Ciaran
Senior Moderator
友情は魔法だ
@LP2Lily
Greetings!
Greetings!
My background started working at the baby bell phone company on a university in the US. We went through all the dorm rooms and offices every year maintaining phones and other telecom equipment. You wouldn’t believe how often people hid their pot inside the cases of their phones - these were the old wired boxes that hung on the wall so there was lots of room inside.
Our security alarm system was all tube based. Not because it was cheeper, but because no one could hack it. We got so many reports from the campus cops and other officers who responded to alarms only to find the robbers staring at an opened alarm panel, literally gobsmacked by the glowing tubes and inexplicably retro wax-and-string wrapped wires. Invariably they’d have some hyper modern hacking gear, just hanging limply in their hands as they posed for selfies with the officers in front of the glowing boxes during their arrests.
So, I got to learn a little about tubes, and the local AxMan junk store kept us stocked with a random assortment of tubes intended for old TV sets for years.
Later I worked at some places that were involved in the first laserprinters, but at that point it went from pure electronics to pulling motherboards out of PCs, Macs, and Sun Microsystems and getting them to fit and work together inside of various photocopiers to make them “Cross Platform”.

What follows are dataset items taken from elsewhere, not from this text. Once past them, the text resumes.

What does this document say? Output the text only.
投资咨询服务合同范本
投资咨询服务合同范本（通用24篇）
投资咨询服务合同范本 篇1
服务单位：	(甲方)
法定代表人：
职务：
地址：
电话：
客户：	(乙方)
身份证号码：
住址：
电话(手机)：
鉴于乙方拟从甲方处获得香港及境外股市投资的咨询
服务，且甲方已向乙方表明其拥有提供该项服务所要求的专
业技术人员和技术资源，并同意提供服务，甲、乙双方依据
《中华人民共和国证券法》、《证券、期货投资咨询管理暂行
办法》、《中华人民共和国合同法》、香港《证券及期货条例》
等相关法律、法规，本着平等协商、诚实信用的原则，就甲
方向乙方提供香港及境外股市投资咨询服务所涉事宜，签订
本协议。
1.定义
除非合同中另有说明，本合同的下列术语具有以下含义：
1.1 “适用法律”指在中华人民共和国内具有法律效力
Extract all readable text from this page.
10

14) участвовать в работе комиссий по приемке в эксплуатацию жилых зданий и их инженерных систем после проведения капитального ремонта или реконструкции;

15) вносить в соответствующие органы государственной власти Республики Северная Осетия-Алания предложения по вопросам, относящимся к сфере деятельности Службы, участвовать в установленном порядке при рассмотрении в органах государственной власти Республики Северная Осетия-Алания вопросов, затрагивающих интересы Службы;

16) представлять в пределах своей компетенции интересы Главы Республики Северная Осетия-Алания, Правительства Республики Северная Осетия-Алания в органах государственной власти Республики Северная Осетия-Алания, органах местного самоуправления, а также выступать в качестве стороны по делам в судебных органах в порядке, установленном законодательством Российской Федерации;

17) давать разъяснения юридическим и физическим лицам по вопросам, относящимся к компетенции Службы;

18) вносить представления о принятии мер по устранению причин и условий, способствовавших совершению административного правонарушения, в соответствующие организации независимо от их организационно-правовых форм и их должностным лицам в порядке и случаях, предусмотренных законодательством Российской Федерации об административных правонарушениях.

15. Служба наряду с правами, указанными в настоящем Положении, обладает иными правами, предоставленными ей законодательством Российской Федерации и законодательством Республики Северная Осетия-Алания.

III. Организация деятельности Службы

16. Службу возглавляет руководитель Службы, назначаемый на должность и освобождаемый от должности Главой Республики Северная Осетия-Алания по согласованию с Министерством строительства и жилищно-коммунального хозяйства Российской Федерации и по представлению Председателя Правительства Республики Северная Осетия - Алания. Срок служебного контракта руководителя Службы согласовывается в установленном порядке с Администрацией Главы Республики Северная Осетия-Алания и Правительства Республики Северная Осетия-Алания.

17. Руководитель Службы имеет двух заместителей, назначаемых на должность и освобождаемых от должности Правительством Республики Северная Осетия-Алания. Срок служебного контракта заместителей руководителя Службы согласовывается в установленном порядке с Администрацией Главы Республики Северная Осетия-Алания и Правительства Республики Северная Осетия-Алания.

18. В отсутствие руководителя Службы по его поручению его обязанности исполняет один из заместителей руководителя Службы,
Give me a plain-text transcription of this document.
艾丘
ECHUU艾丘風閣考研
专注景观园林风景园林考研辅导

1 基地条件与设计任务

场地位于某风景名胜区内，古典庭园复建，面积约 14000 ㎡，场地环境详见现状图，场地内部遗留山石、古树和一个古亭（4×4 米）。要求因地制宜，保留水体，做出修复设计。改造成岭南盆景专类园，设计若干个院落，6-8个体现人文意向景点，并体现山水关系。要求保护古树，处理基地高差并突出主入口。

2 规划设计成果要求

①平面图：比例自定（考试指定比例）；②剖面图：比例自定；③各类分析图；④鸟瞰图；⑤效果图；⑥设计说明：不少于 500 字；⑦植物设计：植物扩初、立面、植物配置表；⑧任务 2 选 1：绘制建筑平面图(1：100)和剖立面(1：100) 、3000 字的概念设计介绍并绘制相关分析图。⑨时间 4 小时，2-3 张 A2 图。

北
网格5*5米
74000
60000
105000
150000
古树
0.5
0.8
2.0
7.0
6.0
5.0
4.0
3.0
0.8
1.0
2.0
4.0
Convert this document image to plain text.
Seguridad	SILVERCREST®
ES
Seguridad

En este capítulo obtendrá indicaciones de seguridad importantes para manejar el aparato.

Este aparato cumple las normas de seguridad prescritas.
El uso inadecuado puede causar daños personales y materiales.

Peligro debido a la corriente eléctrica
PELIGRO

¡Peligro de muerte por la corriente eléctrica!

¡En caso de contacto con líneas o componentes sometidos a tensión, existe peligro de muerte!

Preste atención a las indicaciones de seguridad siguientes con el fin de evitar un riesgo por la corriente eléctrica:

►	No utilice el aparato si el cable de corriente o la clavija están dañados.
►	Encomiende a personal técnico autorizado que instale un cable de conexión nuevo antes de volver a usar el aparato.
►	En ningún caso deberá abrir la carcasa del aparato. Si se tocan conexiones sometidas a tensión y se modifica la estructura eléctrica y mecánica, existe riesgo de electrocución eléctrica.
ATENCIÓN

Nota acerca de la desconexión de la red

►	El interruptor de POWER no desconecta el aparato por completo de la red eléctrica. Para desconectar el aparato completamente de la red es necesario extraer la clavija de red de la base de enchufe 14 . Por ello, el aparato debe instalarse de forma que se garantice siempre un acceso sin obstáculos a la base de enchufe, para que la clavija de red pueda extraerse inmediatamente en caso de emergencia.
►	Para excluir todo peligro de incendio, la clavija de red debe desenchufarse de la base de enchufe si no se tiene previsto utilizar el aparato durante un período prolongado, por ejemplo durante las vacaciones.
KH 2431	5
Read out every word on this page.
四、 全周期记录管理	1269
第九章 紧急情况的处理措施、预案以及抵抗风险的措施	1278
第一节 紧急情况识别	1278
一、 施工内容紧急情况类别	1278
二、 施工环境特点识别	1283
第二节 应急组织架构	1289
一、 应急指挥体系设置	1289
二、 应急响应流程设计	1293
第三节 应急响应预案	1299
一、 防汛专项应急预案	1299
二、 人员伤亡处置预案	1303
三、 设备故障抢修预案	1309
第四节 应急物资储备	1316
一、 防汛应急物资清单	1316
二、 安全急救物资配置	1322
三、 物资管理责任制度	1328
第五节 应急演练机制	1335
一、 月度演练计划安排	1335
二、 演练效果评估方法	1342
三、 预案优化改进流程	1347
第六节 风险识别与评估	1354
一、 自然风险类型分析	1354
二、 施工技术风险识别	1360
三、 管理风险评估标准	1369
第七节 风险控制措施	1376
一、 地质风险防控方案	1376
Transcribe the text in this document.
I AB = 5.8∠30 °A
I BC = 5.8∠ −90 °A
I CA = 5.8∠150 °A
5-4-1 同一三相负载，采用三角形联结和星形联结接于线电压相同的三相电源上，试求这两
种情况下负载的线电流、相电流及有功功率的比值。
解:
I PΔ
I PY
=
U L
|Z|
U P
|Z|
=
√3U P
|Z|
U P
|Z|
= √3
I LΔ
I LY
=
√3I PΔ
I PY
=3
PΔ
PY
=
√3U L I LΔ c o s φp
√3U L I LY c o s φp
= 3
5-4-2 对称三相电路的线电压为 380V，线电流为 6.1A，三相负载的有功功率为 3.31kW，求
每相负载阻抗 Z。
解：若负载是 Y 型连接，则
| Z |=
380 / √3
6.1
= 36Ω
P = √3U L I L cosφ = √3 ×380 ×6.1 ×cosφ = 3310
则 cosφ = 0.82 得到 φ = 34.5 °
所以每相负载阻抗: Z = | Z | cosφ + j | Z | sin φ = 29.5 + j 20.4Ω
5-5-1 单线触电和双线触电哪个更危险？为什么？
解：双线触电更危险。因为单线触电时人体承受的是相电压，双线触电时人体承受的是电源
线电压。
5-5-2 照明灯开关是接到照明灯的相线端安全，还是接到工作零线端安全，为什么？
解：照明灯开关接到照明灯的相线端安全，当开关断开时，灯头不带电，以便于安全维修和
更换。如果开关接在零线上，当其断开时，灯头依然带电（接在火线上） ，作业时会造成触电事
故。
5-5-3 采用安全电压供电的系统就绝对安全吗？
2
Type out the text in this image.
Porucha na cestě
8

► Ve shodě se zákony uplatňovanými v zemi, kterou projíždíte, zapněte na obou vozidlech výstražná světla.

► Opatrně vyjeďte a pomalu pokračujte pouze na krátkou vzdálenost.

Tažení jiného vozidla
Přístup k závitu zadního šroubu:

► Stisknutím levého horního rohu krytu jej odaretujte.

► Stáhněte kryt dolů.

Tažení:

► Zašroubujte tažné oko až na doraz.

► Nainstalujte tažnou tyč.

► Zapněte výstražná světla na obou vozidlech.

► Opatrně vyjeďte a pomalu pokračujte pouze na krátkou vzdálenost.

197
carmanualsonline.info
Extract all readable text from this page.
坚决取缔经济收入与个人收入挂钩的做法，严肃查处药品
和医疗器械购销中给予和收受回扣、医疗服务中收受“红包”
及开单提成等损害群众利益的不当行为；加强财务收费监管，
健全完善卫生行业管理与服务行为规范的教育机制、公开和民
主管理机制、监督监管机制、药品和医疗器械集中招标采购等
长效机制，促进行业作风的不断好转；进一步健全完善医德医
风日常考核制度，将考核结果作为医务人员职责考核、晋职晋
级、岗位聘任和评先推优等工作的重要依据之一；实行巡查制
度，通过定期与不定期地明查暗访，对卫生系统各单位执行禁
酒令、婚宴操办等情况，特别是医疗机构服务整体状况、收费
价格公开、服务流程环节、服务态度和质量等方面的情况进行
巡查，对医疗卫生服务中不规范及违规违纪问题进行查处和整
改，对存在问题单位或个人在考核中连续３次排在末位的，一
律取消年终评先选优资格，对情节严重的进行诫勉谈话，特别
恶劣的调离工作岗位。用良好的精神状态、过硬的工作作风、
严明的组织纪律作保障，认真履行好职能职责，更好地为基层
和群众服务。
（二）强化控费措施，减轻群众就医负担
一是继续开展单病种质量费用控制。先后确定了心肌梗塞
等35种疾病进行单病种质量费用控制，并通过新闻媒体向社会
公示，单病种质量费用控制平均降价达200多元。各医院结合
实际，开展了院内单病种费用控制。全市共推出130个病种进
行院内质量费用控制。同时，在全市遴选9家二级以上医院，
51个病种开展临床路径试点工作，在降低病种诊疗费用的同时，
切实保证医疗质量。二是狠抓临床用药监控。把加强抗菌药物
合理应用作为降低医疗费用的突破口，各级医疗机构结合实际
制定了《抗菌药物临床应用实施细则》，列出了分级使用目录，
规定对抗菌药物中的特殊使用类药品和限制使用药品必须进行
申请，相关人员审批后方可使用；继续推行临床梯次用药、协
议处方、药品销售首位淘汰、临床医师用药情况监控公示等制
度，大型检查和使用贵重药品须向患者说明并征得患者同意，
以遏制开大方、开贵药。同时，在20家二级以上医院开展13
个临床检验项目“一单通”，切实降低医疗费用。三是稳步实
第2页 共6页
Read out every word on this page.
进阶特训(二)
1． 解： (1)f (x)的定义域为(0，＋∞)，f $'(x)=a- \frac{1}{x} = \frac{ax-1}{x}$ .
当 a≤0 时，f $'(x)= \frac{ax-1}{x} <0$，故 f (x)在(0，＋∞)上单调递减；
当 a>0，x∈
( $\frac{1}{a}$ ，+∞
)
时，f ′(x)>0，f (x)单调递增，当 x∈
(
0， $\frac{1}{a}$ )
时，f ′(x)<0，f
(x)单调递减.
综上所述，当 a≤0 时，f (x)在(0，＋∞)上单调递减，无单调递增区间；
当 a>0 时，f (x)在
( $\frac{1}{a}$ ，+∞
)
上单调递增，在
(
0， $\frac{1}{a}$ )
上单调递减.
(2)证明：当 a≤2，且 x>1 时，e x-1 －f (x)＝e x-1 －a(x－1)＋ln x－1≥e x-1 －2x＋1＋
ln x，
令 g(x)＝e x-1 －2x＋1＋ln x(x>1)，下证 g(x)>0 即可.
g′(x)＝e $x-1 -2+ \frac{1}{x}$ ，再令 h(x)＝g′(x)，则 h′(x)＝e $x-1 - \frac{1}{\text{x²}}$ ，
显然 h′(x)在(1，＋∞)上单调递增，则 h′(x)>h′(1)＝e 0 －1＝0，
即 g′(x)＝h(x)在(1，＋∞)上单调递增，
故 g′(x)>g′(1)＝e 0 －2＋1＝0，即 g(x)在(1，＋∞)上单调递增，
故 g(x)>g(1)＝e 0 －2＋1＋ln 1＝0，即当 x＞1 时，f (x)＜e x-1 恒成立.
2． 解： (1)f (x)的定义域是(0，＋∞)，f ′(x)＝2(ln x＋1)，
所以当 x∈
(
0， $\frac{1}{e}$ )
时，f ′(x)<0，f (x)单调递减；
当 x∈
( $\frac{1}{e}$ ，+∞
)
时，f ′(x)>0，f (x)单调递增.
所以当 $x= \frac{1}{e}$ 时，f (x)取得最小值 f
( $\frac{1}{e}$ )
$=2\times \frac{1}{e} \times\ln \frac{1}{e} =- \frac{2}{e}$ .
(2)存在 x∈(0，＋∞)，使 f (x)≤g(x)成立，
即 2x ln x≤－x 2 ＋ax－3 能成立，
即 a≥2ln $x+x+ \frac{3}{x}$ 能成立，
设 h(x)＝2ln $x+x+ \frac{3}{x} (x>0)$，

That’s why so many of the early “Cross Platform” laserprinters started at US $ 18K. They literally had one of every kind of computer they worked with inside of them, because it was cheeper than paying the licensing for everyone’s proprietary networks topologies.
2LDR: Make the computer think the printer is a monitor, and it outputs the “thing to be printed” without any additional work needed.
Getting those monsters through the FCC licensing was always a freaking nightmare. The Faraday cages inside of those printers were some of the more expensive parts, and when you’d turn one of them on they would literally brown out the lights in the room.
Fun times.
I worked for awhile with Digi on the “Internet Of Things”, with stuff like light bulbs for street lights that were wifi repeaters to create free wireless for cars. But that plan went POOF because the barrier for implementation was 5 cents a module, and no one could ever get it cheeper than 12 or 15 cents. Also, public wifi is such a heavily regulated industry in the US. There’s literally laws preventing you from setting up public networks that compete with the established network providers for towns. Soooo … we did ISDN instead. Because Japan, which was still completely happy to pay whatever it cost to get the internet crammed into their already straining city infrastructures.
But, yeah. Electronics and electrical engineering is amazing stuff, and a ton of fun. I hope you have an amazing career :)
And, for tubes? Just keep it simple seems to be the way to survive. Or, like, work on some tube amps for guitars and stereos - lots of volts there, but also lots of fun and fairly simple circuits. Also those tubes are commonly available at most music stores that sell electric guitars.